- Server Installation from Source
-
- Prerequisites
-
- - machine to build the installation tar on
- - machine on which the server can be installed — this should have
- access to the Hadoop cluster in question, and be accessible from
- the machines you launch jobs from
- - an RDBMS — we recommend MySQL and provide instructions for it
- - Hadoop cluster
- - Unix user that the server will run as, and, if you are running your
- cluster in secure mode, an associated Kerberos service principal and keytabs.
- - Apache Ant 1.8 or greater. Version 1.7.x is not supported.
-
-
- Throughout these instructions when you see a word in italics it
- indicates a place where you should replace the word with a locally
- appropriate value such as a hostname or password.
-
- Building a tarball
-
- If you downloaded HCatalog from Apache or another site as a source release,
- you will need to first build a tarball to install. You can tell if you have
- a source release by looking at the name of the object you downloaded. If
- it is named hcatalog-src-0.5.0-incubating.tar.gz (notice the
- src in the name) then you have a source release.
-
- If you do not already have Apache Ant installed on your machine, you
- will need to obtain it. You can get it from the
- Apache Ant website. Once you download it, you will need to unpack it
- somewhere on your machine. The directory where you unpack it will be referred
- to as ant_home in this document.
-
- To produce a binary tarball from downloaded src tarball, execute the following steps:
- tar xzf hcatalog-src-0.5.0-incubating.tar.gz
- cd hcatalog-src-0.5.0-incubating
- ant_home/bin/ant package
- The tarball for installation should now be at
- build/hcatalog-0.5.0-incubating.tar.gz
-
- Database Setup
-
- If you do not already have Hive installed with MySQL, the following will
- walk you through how to do so. If you have already set this up, you can skip
- this step.
-
- Select a machine to install the database on. This need not be the same
- machine as the Thrift server, which we will set up later. For large
- clusters we recommend that they not be the same machine. For the
- purposes of these instructions we will refer to this machine as
- hivedb.acme.com
-
- Install MySQL server on hivedb.acme.com. You can obtain
- packages for MySQL from MySQL's
- download site. We have developed and tested with versions 5.1.46
- and 5.1.48. We suggest you use these versions or later.

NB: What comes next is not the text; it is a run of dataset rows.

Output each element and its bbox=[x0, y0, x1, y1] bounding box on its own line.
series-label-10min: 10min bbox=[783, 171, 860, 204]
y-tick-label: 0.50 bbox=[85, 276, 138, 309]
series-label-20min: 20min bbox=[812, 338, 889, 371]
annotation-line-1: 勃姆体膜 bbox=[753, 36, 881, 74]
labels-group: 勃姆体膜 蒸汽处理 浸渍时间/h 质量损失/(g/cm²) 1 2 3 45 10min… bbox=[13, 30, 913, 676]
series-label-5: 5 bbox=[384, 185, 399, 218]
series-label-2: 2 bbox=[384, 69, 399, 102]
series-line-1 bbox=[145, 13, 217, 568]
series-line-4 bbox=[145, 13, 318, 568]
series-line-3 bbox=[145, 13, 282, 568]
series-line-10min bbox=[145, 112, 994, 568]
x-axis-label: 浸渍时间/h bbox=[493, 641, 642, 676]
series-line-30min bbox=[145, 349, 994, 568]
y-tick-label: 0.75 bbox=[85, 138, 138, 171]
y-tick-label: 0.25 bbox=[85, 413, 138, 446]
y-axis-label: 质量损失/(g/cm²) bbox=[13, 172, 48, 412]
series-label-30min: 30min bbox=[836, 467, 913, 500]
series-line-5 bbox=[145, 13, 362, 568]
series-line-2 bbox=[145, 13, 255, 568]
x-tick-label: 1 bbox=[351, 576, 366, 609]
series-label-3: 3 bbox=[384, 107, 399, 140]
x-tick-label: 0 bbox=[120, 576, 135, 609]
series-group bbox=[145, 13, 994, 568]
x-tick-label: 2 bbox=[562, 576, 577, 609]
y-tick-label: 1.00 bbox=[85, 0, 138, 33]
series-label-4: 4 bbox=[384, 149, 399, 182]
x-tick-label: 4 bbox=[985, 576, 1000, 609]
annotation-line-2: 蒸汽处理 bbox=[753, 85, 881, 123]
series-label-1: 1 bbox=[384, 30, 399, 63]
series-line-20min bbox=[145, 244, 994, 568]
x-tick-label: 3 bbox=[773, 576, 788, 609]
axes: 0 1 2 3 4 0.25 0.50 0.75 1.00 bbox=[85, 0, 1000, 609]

- Once you have MySQL up and running, use the mysql command line
- tool to add the hive user and hivemetastoredb
- database. You will need to pick a password for your hive
- user, and replace dbpassword in the following commands with it.
-
- mysql -u root
- mysql> CREATE USER 'hive'@'hivedb.acme.com' IDENTIFIED BY 'dbpassword';
- mysql> CREATE DATABASE hivemetastoredb DEFAULT CHARACTER SET latin1 DEFAULT COLLATE latin1_swedish_ci;
- mysql> GRANT ALL PRIVILEGES ON hivemetastoredb.* TO 'hive'@'hivedb.acme.com' WITH GRANT OPTION;
- mysql> flush privileges;
- mysql> quit;
-
- Use the database installation script found in the Hive package to create the
- database. hive_home in the line below refers to the directory
- where you have installed Hive. If you are using Hive rpms, then this will
- be /usr/lib/hive.
-
- mysql -u hive -D hivemetastoredb -hhivedb.acme.com -p < hive_home/scripts/metastore/upgrade/mysql/hive-schema-0.10.0.mysql.sql
-
- Thrift Server Setup
-
- If you do not already have Hive running a metastore server using Thrift,
- you can use the following instructions to setup and run one. You may skip
- this step if you already are using a Hive metastore server.
-
- Select a machine to install your Thrift server on. For smaller and test
- installations this can be the same machine as the database. For the
- purposes of these instructions we will refer to this machine as
- hcatsvr.acme.com.
-
- If you have not already done so, install Hive 0.10.0 (say) on this machine. You
- can use the
- binary distributions
- provided by Hive or rpms available from
- Apache Bigtop. If you use
- the Apache Hive binary distribution, select a directory, henceforth
- referred to as hive_home, and untar the distribution there.
- If you use the rpms, hive_home will be
- /usr/lib/hive.
-
- Install the MySQL Java connector libraries on hcatsvr.acme.com.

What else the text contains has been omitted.